UNSW Invents Micro-Submarines, the Latest in Nanotechnology!

UNSW invents micro-submarines, the latest in Nanotechnology!

Einstein’s theory of relativity was all about the very, very big, such as the speed of light, spacetime, gravity, and relativistic velocities. As Einstein brought humanity into the universe of the very, very big, others have made headway into the very, very small.

From Richard Feynman’s work on the path integral formulation to David Deutsch’s description of the universal quantum computer, the very small has generated a very large amount of interest.

So what are the applications of a very small world? Well, Engineers at the University of New South Wales in Australia have developed micro-submarines that can navigate the human body.

Nanotech, a History

The idea of micro-machines, or nanobots, has been around for a long time, but what ARE these nanobots?

Well, have you ever seen Big Hero 6? Avengers: Infinity War? Star Trek: Discovery? (If you haven’t, avoid that last one). Each of them features the movie industries version of what they think nano-bots are. In all of them, nanobots are basically magic that can do anything by thinking. Their array of abilities are like playing roulette in an online casino; you never know what’s going to come up.

In Big Hero 6, they can crawl across ceilings and support human weights while being controlled remotely by the human mind.

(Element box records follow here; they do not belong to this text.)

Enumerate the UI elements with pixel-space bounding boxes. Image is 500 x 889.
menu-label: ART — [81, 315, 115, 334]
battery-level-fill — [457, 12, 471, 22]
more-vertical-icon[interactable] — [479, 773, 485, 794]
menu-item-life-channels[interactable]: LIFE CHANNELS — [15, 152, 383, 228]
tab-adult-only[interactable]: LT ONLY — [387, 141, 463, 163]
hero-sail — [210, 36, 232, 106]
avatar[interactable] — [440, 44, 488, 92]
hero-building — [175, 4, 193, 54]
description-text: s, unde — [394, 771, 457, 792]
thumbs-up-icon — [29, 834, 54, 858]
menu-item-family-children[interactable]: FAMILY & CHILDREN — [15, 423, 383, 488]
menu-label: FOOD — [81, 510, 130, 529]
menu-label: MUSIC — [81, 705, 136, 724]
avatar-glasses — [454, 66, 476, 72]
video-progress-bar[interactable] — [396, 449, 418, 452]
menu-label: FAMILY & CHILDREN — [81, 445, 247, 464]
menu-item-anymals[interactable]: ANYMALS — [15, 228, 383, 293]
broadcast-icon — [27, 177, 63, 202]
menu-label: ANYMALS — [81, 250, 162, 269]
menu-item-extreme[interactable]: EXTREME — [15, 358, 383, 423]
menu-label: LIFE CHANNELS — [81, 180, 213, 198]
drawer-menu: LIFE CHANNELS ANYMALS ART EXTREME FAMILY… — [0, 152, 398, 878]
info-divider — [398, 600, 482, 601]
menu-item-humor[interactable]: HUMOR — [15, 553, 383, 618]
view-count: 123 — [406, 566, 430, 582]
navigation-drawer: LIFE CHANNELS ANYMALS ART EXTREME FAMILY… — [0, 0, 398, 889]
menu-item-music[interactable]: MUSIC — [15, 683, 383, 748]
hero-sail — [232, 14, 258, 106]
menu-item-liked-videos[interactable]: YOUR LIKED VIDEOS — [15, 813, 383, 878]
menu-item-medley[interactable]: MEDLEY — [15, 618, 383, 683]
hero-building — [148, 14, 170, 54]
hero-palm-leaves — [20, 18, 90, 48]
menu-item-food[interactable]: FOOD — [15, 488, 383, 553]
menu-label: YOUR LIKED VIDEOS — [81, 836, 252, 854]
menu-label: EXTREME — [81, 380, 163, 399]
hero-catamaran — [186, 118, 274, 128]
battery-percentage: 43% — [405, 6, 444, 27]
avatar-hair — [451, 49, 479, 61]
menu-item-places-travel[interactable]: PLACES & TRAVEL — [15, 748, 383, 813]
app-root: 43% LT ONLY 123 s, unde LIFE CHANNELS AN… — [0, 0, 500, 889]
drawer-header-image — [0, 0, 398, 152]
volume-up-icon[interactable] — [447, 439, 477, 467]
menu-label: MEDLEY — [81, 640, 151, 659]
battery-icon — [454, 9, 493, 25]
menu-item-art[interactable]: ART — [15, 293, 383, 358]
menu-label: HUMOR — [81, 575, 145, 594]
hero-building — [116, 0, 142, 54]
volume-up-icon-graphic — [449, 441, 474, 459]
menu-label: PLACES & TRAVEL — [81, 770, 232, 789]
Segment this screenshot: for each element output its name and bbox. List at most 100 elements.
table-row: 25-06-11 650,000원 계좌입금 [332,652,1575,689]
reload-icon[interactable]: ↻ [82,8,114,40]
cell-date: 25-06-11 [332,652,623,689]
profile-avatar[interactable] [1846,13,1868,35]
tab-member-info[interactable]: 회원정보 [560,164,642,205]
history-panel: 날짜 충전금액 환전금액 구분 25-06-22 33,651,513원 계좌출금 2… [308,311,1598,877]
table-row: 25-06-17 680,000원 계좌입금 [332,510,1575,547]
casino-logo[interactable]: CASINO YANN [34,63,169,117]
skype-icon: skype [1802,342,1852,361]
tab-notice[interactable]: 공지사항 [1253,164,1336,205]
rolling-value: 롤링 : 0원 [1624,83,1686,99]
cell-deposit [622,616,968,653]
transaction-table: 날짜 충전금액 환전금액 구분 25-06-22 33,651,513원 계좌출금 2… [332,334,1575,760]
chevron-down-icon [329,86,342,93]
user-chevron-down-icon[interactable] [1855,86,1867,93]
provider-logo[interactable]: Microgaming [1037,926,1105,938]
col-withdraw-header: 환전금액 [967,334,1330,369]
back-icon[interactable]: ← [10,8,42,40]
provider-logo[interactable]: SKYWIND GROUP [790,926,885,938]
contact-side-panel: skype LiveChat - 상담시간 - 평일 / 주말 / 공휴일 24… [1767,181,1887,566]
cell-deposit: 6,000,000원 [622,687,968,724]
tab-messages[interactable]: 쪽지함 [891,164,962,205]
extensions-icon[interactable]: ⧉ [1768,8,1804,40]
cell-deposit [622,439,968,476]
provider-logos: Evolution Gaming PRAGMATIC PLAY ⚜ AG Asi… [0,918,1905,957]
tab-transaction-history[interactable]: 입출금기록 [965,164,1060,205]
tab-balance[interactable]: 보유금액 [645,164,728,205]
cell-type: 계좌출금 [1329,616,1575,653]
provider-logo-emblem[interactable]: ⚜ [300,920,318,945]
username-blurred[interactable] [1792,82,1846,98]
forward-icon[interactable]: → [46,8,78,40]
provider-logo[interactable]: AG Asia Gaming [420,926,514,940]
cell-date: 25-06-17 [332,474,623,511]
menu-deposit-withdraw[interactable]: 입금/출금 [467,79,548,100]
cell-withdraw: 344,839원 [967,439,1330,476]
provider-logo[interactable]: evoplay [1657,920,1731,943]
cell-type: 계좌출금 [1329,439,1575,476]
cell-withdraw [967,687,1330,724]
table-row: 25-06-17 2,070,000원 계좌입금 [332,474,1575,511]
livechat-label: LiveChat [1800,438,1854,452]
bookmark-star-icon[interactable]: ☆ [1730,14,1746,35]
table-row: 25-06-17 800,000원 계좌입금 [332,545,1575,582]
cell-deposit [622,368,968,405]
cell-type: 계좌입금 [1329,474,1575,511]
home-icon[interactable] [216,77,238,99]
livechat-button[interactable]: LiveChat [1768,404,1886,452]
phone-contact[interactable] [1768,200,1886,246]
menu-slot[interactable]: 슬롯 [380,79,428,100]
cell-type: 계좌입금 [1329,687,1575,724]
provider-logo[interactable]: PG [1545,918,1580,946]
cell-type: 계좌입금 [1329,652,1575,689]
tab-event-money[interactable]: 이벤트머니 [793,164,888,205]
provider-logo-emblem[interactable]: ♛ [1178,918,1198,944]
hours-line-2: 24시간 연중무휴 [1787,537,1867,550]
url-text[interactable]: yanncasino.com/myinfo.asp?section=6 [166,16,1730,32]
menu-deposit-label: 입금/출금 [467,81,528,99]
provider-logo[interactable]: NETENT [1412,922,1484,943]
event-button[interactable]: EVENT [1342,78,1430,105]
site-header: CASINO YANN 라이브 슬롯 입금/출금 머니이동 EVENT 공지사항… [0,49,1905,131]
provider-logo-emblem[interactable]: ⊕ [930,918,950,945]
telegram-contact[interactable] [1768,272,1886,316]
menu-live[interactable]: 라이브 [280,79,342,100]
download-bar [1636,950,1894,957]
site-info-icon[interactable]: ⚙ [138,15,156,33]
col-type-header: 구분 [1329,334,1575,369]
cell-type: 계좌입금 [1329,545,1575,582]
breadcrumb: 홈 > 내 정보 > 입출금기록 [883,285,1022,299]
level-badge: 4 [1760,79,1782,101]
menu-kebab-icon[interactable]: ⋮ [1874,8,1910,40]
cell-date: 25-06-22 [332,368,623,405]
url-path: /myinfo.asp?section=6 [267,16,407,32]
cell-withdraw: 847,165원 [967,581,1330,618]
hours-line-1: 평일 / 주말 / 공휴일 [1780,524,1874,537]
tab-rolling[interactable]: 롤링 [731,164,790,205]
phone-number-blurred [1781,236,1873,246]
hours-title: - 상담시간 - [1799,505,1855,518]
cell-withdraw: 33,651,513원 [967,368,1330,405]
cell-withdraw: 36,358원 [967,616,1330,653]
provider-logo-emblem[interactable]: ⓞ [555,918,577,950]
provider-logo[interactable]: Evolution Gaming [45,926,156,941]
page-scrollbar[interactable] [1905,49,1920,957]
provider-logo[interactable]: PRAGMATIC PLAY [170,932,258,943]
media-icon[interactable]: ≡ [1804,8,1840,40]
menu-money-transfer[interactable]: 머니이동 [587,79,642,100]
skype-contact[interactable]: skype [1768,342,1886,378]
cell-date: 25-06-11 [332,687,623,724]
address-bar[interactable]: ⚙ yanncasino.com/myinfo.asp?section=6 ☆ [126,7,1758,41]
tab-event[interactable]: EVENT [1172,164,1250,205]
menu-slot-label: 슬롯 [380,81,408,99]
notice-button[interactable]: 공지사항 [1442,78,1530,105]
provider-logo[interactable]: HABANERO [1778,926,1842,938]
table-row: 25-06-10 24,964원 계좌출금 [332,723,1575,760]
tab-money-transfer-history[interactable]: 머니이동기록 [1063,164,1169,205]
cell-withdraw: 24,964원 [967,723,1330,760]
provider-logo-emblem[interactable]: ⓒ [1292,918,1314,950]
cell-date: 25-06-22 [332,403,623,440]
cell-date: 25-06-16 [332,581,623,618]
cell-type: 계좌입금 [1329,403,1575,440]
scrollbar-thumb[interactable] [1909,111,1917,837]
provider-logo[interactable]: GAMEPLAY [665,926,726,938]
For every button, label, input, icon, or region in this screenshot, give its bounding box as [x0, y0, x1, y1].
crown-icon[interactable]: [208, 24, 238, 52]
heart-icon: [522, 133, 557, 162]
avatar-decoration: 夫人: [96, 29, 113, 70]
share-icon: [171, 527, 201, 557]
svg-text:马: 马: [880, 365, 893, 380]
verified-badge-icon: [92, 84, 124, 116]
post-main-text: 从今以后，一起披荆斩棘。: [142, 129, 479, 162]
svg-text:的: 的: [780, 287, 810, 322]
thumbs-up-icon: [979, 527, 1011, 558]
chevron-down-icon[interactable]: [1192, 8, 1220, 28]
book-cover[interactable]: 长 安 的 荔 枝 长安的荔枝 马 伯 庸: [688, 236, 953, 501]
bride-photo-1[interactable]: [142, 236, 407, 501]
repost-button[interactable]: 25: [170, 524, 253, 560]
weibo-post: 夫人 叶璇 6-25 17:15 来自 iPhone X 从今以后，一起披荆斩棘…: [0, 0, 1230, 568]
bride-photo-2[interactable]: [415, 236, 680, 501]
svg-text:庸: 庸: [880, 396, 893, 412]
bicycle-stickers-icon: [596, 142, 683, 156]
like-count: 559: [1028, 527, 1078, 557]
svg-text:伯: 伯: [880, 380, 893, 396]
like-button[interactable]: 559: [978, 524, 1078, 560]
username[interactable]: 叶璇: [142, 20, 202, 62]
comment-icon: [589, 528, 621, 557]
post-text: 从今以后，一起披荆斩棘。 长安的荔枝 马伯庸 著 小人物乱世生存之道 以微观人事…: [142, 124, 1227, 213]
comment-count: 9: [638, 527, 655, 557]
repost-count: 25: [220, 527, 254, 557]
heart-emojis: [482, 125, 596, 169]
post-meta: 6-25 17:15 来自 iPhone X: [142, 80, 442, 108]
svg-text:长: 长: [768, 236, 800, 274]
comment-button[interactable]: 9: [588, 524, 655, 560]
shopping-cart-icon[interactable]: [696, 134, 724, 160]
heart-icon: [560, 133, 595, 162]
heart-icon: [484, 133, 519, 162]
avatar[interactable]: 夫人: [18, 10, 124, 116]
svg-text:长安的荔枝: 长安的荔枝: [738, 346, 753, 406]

In Avengers, they can build Iron Man’s power armor. In Discovery, they sort of… possess people? Anyway, the idea is that very small robots can be designed to do a huge variety of tasks by working together in large numbers.

In the real world, Nanobots are still very much in the Research and Development phase.

Developing Nanobots is obviously a very difficult task because there are so many design challenges that have to be overcome. The Nanobots need to sense, communicate, navigate, manipulate, and compute, while still being less than ten micrometers in size.

So while we won’t see Nanobot swarms building skyscrapers for us, there is one field where Nanobots are most likely to be seen in use in the coming years: the medical field. In fact, this supposition is so likely that a proposal has been made to the United Nations that Nanobiotech should be developed on open design, using open-source soft and hardware, so that everyone will have access to it.

The Potential of Nanotechnolgy

The benefits of such technology are mind-blowing. Nanobots are capable of delivering precise medical treatments to individual cells within the human body. There no need to cut a person’s entire torso open when a tiny robot can enter the body and get to the damaged parts from the inside, is there?

Nanobots can target drug delivery, surgery, monitor diabetes, and pharmacokinetics (the study of drugs in the human body to see where they end up). Most fascinating is the potential for cancer treatment. At the moment, the most effective way to treat most cancers is with chemotherapy, which involves flooding the body with very dangerous toxins in order to kill off the cancerous cells. This is dangerous and sickening in and of itself, and not foolproof.

Nanobots, on the other hand, would be able to enter and actively target and destroy the individual cancerous cells.

UNSW’s New Tech

Meanwhile, the University of New South Wales has developed special nano-motors that can navigate through the human body, overcoming one of the main challenges nanotechnology presents.

“…we designed micro-motors that no longer rely on external manipulation to navigate to a specific location.” Dr. Kang Liang said in a press statement. “Instead, they take advantage of variations in biological environments to automatically navigate themselves.”

Liang’s team imagines a point where a pill could contain millions of nanobots, each of which would hold millions of drug molecules.

“Once in the gastrointestinal fluid,” said Liang, “the micro-submarines carrying the medicine could be released. Within the fluid, they could travel to the upper or bottom region depending on the orientation of the patient. The drug-loaded particles can then be internalized by the cells at the site of the cancer. Once inside the cells, they will be degraded causing the release of the drugs to fight the cancer in a very targeted and efficient way.”

“We are planning to apply this new finding to other types of nanoparticles to prove the versatility of this technique,” Liang finished positively, and while the technology is still a long way off, it’s getting closer every year.